The most unexpected part of labour for me was the sensation you get when the baby passes through your birth canal. In short, it feels like you’re having a poo. This took me completely by surprise. In that moment, high on gas and air, I managed to convince myself that I had somehow gotten it wrong; that I wasn’t having a baby but the biggest dump of my life. And I was horrified. How could I have gotten it so wrong? I’d be very surprised if the entire wing didn’t hear me frantically shouting, at the top of my voice, “I’m having a poo! It’s just a poo!” as my poor baby prepared to enter the world. It took the midwife several attempts to convince me that I was having a baby and not a poo by which time I’d reached the point of no return: the baby’s head had crowned.

6.40am
I was now gripped by a burning pain followed by an instinctive urge to reach down and press the tip of my baby’s head; perhaps a subconscious desire to control the delivery? Who knows, but when the midwife asked me to remove my hand I couldn’t. It was like it was stuck there. Likewise, when the midwife told me to push through pain I couldn’t. It took me two more contractions before I gathered the strength both physically and emotionally to push the baby’s head out. It stung like crazy but the worst of the pain lasted only a couple of seconds and before I knew it, 8lbs 4oz Brody Sullivan Huffer was born.

6.49am
I was in complete shock! I couldn’t believe he was here already and that I had given birth to him with hardly any pain relief. I felt unbelievably proud, excited and relieved.
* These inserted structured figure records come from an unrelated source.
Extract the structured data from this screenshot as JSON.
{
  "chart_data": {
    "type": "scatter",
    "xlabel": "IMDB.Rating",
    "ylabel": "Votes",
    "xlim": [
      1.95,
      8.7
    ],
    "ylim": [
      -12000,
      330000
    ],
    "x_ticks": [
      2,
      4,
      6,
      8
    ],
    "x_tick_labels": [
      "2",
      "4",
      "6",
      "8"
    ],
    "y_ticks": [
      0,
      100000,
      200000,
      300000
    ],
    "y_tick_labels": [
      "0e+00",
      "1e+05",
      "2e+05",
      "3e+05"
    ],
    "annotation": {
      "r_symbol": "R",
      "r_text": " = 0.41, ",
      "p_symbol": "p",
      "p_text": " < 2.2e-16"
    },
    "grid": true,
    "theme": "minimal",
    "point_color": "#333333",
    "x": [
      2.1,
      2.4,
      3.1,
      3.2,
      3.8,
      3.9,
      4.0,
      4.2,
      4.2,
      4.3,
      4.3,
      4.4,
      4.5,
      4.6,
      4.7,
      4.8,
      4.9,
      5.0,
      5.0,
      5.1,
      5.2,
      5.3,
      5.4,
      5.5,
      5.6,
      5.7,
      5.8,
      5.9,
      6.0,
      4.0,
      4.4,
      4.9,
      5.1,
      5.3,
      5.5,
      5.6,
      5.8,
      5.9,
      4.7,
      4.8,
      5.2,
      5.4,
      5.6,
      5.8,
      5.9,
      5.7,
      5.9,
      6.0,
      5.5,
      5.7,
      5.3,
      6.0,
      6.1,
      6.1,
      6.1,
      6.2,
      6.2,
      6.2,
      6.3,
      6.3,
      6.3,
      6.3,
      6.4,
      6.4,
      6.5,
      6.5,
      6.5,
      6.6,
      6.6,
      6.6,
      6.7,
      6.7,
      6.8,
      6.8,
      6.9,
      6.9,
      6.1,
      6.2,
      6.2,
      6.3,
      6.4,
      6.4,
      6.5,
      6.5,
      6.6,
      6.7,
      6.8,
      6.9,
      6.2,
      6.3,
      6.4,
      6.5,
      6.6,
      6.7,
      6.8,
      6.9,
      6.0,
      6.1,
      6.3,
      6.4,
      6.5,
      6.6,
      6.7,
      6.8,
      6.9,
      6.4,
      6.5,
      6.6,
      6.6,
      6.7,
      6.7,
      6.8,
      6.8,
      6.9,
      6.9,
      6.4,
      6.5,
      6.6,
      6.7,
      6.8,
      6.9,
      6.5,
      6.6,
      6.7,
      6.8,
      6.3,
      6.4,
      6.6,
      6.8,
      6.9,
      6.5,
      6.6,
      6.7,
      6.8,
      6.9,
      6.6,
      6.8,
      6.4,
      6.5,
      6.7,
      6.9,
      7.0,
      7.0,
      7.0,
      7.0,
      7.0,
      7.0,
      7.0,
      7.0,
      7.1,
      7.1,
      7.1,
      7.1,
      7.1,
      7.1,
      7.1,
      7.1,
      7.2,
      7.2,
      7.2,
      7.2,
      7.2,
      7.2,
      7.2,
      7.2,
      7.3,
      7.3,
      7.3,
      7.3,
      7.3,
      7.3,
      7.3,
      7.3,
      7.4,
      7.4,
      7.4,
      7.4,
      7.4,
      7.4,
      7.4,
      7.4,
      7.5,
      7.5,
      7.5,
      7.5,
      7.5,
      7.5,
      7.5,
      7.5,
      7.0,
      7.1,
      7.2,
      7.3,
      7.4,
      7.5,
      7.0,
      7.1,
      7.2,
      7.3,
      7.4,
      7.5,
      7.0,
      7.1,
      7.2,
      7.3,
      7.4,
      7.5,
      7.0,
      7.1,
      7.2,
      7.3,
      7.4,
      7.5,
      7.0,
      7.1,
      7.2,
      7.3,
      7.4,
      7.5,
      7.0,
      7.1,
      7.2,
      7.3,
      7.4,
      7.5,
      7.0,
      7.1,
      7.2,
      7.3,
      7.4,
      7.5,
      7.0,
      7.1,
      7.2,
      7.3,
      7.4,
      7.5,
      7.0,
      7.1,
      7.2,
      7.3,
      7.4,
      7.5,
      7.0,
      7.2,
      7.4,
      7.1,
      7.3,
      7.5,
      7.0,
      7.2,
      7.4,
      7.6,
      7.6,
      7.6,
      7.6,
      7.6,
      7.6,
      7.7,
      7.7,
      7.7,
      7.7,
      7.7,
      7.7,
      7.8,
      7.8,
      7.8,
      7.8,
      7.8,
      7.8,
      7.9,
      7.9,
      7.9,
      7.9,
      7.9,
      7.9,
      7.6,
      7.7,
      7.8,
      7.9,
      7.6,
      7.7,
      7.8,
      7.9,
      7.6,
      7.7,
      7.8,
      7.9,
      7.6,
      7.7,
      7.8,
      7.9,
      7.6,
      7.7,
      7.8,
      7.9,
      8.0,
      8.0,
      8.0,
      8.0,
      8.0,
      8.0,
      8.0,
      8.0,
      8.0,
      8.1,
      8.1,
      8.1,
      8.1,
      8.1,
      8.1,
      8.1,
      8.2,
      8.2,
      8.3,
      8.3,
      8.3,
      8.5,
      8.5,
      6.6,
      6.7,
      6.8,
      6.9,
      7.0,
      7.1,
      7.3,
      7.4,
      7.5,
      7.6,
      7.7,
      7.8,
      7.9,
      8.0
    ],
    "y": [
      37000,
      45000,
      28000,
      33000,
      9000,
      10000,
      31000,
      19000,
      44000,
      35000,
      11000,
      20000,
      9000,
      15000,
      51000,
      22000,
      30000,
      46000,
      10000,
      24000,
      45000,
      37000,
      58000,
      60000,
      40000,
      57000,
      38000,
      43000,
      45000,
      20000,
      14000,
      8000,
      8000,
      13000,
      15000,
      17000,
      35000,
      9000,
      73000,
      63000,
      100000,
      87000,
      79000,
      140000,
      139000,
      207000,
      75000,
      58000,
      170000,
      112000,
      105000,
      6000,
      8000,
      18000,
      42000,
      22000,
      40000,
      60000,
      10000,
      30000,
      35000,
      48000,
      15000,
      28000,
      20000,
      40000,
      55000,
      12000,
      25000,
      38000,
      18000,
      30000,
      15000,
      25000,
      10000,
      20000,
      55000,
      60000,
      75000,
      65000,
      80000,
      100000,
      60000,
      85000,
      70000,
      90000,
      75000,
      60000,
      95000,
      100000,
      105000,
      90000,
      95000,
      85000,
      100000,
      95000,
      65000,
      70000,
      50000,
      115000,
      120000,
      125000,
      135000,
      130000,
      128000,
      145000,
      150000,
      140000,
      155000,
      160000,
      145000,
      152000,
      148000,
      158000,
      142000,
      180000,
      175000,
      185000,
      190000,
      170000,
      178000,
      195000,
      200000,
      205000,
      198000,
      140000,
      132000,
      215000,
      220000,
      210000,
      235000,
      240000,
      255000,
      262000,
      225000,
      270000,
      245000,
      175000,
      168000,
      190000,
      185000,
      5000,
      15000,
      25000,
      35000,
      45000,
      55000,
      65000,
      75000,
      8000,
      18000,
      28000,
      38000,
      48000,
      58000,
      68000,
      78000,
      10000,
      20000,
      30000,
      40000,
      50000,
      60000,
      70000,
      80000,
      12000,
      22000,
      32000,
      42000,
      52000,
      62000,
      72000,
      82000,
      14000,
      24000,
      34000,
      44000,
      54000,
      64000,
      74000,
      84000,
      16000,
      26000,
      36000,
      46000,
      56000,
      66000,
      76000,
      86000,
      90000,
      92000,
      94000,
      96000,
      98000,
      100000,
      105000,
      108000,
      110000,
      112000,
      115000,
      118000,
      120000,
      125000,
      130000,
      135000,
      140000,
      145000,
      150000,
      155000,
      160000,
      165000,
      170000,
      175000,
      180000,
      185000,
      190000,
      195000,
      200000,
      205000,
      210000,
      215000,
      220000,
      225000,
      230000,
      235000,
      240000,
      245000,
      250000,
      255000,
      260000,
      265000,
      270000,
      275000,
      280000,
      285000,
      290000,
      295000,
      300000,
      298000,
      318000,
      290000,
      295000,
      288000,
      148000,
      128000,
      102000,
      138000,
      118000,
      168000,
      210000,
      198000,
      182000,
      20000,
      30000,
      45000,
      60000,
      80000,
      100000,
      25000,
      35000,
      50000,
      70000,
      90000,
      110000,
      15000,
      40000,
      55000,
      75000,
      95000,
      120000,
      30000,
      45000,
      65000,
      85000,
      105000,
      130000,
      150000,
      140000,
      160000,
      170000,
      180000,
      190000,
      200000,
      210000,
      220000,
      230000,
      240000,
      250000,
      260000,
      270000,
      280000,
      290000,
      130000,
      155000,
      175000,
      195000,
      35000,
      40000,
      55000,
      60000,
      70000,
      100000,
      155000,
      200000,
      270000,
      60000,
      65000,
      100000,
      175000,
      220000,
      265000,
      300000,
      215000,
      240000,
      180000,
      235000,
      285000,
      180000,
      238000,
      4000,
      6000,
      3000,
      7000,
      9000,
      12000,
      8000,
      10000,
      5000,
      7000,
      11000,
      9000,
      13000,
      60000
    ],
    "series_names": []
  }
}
On my request I fed and cuddled him for five minutes before cutting the umbilical cord myself. Unfortunately, the speed of the delivery meant that the baby needed checking out by a paediatrician but he was quickly given a clean bill of health.

7.00am
I always imagined the placenta would follow the baby out almost unnoticed. But, after several minutes I found myself once again gripped by a massive contraction and the overwhelming urge to push. For a moment I was totally panic stricken. Was I having another baby??! No one had warned me that the placenta would be so difficult or painful to deliver. It took several contractions and a few puffs of gas and air to push it out!

7.30am
It was ironic that after delivering Brody (and the placenta) I should fall apart at the final hurdle: the stitches. I didn’t need many, but I still required numbing and when the midwife came towards my private parts with the needle I burst into tears. Luckily she was extremely patient and sympathetic and twenty minutes later I was enjoying a cup of tea and a slice of toast whilst texting family and friends as if Brody had simply been left at the end of my bed by The Stork. All in all it was my dream labour. Quick and pretty much as nature intended. I feel blessed to have been able to experience two very different, but ultimately successful labours. And even more blessed to have two healthy happy sons.